暴力挂惨了,\(0+0+5+0=5\)
评价:人机高精度
由于边权是正数,多走一条边一定更劣,所以能在子树内解决的就尽量不要出来
那么对于每一条边,它被遍历的次数是子树内起点与终点数量之差
直接枚举每一条边,算答案即可
人机高精度
// BLuemoon_
#include <bits/stdc++.h>
using namespace std;
using LL = long long;
const int kL = 2e2 + 5, kMaxN = 1e5 + 5;
int n, m, s[kMaxN], f[kMaxN], e[kMaxN][kL], in[kL], ans[kMaxN], r;
string S;
vector<pair<int, int>> g[kMaxN];
void DFS(int u, int fa) {
for (auto [v, i] : g[u]) {
if (v != fa) {
DFS(v, u), f[u] += f[v], f[v] = abs(f[v]);
for (int j = 0; j <= 100; j++) {
ans[j] += f[v] * e[i][j];
}
}
}
}
int main() {
ios::sync_with_stdio(0), cin.tie(0), cout.tie(0);
freopen("skill.in", "r", stdin), freopen("skill.out", "w", stdout);
cin >> n >> m;
for (int i = 1, x; i <= m; i++) {
cin >> x, f[x]++;
}
for (int i = 1, x; i <= m; i++) {
cin >> x, f[x]--;
}
for (int i = 1, u, v; i < n; i++) {
cin >> u >> v >> S, g[u].push_back({v, i}), g[v].push_back({u, i});
for (int j = 0; j < S.size(); j++) {
e[i][j] = S[j] - '0';
}
}
DFS(1, 0);
for (int i = 0; i < kL - 2; i++) {
ans[i + 1] += ans[i] / 10, ans[i] %= 10;
}
for (int i = kL - 1; ~i; i--) {
if (ans[i]) {
r = i;
break;
}
}
for (int i = r; ~i; i--) {
cout << ans[i];
}
cout << '\n';
return 0;
}
评价:人机双指针
都有无限张卷还管有没有浪费
列出两个值组合出来浪费的值:\((m-((a_i+a_j) \bmod m))\bmod m\),显然所有 \(a_i\) 都可以更新为 \(a_i\bmod m\)。当这个两个数都小于 \(\frac m2\) 时,浪费的钱是直接相加。都大于的时候浪费的钱是相加后减去 \(m\)

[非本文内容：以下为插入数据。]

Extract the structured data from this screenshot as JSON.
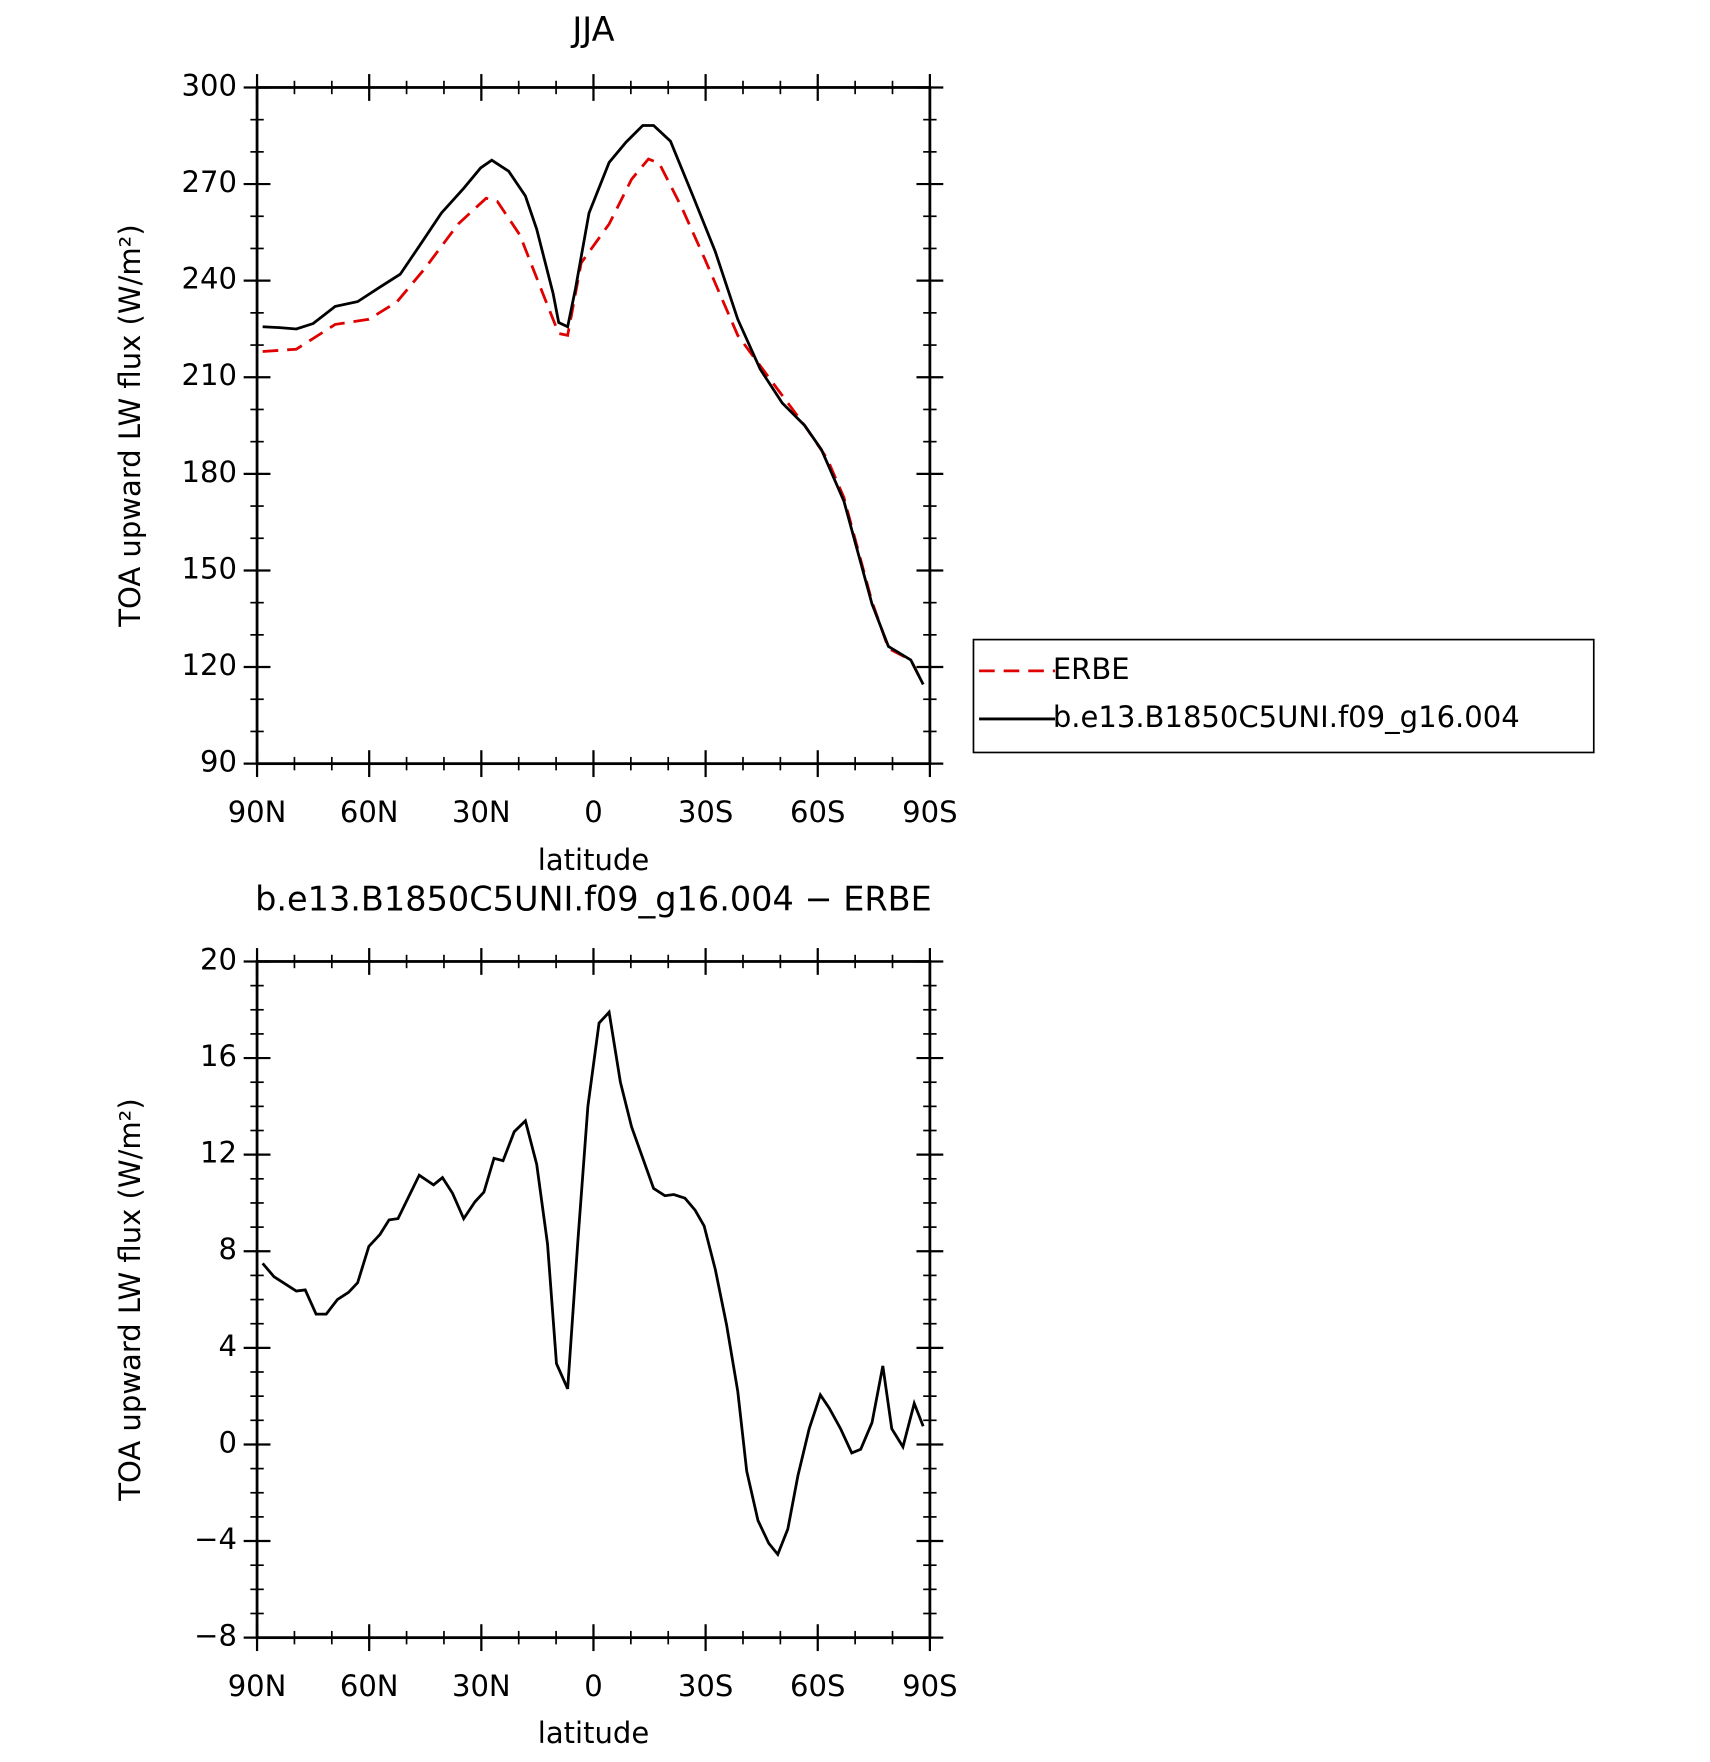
{
  "chart_data": [
    {
      "type": "line",
      "title": "JJA",
      "xlabel": "latitude",
      "ylabel": "TOA upward LW flux (W/m²)",
      "xlim": [
        90,
        -90
      ],
      "xticks": [
        {
          "value": 90,
          "label": "90N"
        },
        {
          "value": 60,
          "label": "60N"
        },
        {
          "value": 30,
          "label": "30N"
        },
        0,
        {
          "value": -30,
          "label": "30S"
        },
        {
          "value": -60,
          "label": "60S"
        },
        {
          "value": -90,
          "label": "90S"
        }
      ],
      "ylim": [
        90,
        300
      ],
      "yticks": [
        90,
        120,
        150,
        180,
        210,
        240,
        270,
        300
      ],
      "legend": true,
      "series": [
        {
          "name": "ERBE",
          "color": "#e00000",
          "dashed": true,
          "x": [
            88.5,
            79.5,
            69.1,
            60.1,
            52.6,
            45.1,
            36.2,
            28.7,
            25.7,
            19.7,
            13.8,
            9.3,
            6.9,
            3.3,
            -4.2,
            -10.2,
            -14.7,
            -17.6,
            -23.6,
            -29.6,
            -38.6,
            -47.5,
            -56.5,
            -62.5,
            -67,
            -74.5,
            -78.9,
            -84.9,
            -88.2
          ],
          "values": [
            218,
            218.7,
            226.4,
            228,
            233.4,
            243.8,
            257.6,
            265.6,
            264.6,
            254.2,
            236.8,
            223.6,
            223,
            245.5,
            257.6,
            271.5,
            277.8,
            276.4,
            262.8,
            247.2,
            223,
            209,
            195,
            184.8,
            172.6,
            140.3,
            125.8,
            122.2,
            114.6
          ]
        },
        {
          "name": "b.e13.B1850C5UNI.f09_g16.004",
          "color": "#000000",
          "dashed": false,
          "x": [
            88.5,
            84,
            79.5,
            75,
            69.1,
            63.1,
            57.1,
            51.7,
            46.6,
            40.7,
            34.7,
            30.2,
            27.2,
            22.7,
            18.2,
            15.2,
            10.8,
            9.3,
            6.9,
            4.8,
            1.2,
            -4.2,
            -8.7,
            -13.2,
            -16.1,
            -20.6,
            -26.6,
            -32.6,
            -38.6,
            -44.6,
            -50.5,
            -56.5,
            -61,
            -67,
            -74.5,
            -78.9,
            -84.9,
            -88.2
          ],
          "values": [
            225.7,
            225.4,
            225,
            226.7,
            232,
            233.5,
            238,
            242,
            250.7,
            261,
            268.7,
            275,
            277.4,
            274,
            266.3,
            256,
            236,
            227,
            225.7,
            237.5,
            261,
            276.7,
            283,
            288.2,
            288.2,
            283.3,
            266.3,
            249,
            228,
            212.5,
            202,
            195,
            187.5,
            171.5,
            139.6,
            126.4,
            122.2,
            114.6
          ]
        }
      ]
    },
    {
      "type": "line",
      "title": "b.e13.B1850C5UNI.f09_g16.004 − ERBE",
      "xlabel": "latitude",
      "ylabel": "TOA upward LW flux (W/m²)",
      "xlim": [
        90,
        -90
      ],
      "xticks": [
        {
          "value": 90,
          "label": "90N"
        },
        {
          "value": 60,
          "label": "60N"
        },
        {
          "value": 30,
          "label": "30N"
        },
        0,
        {
          "value": -30,
          "label": "30S"
        },
        {
          "value": -60,
          "label": "60S"
        },
        {
          "value": -90,
          "label": "90S"
        }
      ],
      "ylim": [
        -8,
        20
      ],
      "yticks": [
        {
          "value": -8,
          "label": "−8"
        },
        {
          "value": -4,
          "label": "−4"
        },
        0,
        4,
        8,
        12,
        16,
        20
      ],
      "series": [
        {
          "color": "#000000",
          "dashed": false,
          "x": [
            88.5,
            85.5,
            79.5,
            77.1,
            74.2,
            71.5,
            68.5,
            65.5,
            63.1,
            60.1,
            57.1,
            54.7,
            52.3,
            46.6,
            42.8,
            40.4,
            37.7,
            34.7,
            31.7,
            29.3,
            26.6,
            24.2,
            21.2,
            18.2,
            15.2,
            12.3,
            9.9,
            6.9,
            4.2,
            1.5,
            -1.5,
            -4.2,
            -7.2,
            -10.2,
            -16.1,
            -19.1,
            -21.5,
            -24.5,
            -27.2,
            -29.6,
            -32.6,
            -35.6,
            -38.6,
            -41,
            -44,
            -46.9,
            -49.3,
            -52,
            -54.7,
            -57.7,
            -60.7,
            -63.1,
            -66.1,
            -69.1,
            -71.5,
            -74.5,
            -77.4,
            -79.8,
            -82.8,
            -85.8,
            -88.2
          ],
          "values": [
            7.5,
            6.95,
            6.35,
            6.4,
            5.4,
            5.4,
            6.0,
            6.3,
            6.7,
            8.2,
            8.7,
            9.3,
            9.35,
            11.15,
            10.75,
            11.05,
            10.4,
            9.35,
            10.05,
            10.45,
            11.85,
            11.75,
            12.95,
            13.4,
            11.6,
            8.3,
            3.35,
            2.3,
            8.4,
            14.0,
            17.45,
            17.9,
            15.0,
            13.15,
            10.6,
            10.3,
            10.35,
            10.2,
            9.7,
            9.05,
            7.25,
            4.95,
            2.2,
            -1.1,
            -3.15,
            -4.1,
            -4.55,
            -3.5,
            -1.3,
            0.65,
            2.05,
            1.5,
            0.65,
            -0.35,
            -0.2,
            0.9,
            3.25,
            0.65,
            -0.1,
            1.7,
            0.75
          ]
        }
      ]
    }
  ]
}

那么最后答案就是所有取模后的 \(a_i\) 相加后减去的几个 \(m\)。然后就是要尽量多的凑齐和大于 \(m\) 的数,双指针例题
// BLuemoon_
#include <bits/stdc++.h>
using namespace std;
using LL = long long;
using Pll = pair<LL, LL>;
const int kMaxN = 1e5 + 5;
int n, m;
LL ans, l, r;
Pll a[kMaxN];
int main() {
freopen("tea.in", "r", stdin), freopen("tea.out", "w", stdout);
cin >> n >> m;
for (int i = 1; i <= n; i++) {
cin >> a[i].first >> a[i].second, a[i].second %= m;
if (!a[i].second) {
n--, i--;
continue;
}
ans += a[i].first * (m - a[i].second);
}
sort(a + 1, a + n + 1, [](Pll l, Pll r) { return l.second < r.second; }), l = 1, r = n;
for (; l < r;) {
for (; a[l].second + a[r].second > m; r--) {
}
LL k = min(a[l].first, a[r].first);
a[l].first -= k, a[r].first -= k, ans -= k * m;
(a[l].first == 0) && (l++), (a[r].first == 0) && (r--);
}
(a[l].second * 2 < m) && (ans -= a[l].first / 2 * m);
cout << ans << '\n';
return 0;
}
评价:人机二分
令 \(g_{i,j}\) 表示成绩为 \(j\) 且愿意帮助成绩为 \(i\) 的人所做题目数量之和
递推式为 \(g_{i,j}=g_{i-1,j}\displaystyle\sum_{c_p=i\cap t_p=j}f_p-\displaystyle\sum_{d_p=i-1\cap t_p=j} f_p\)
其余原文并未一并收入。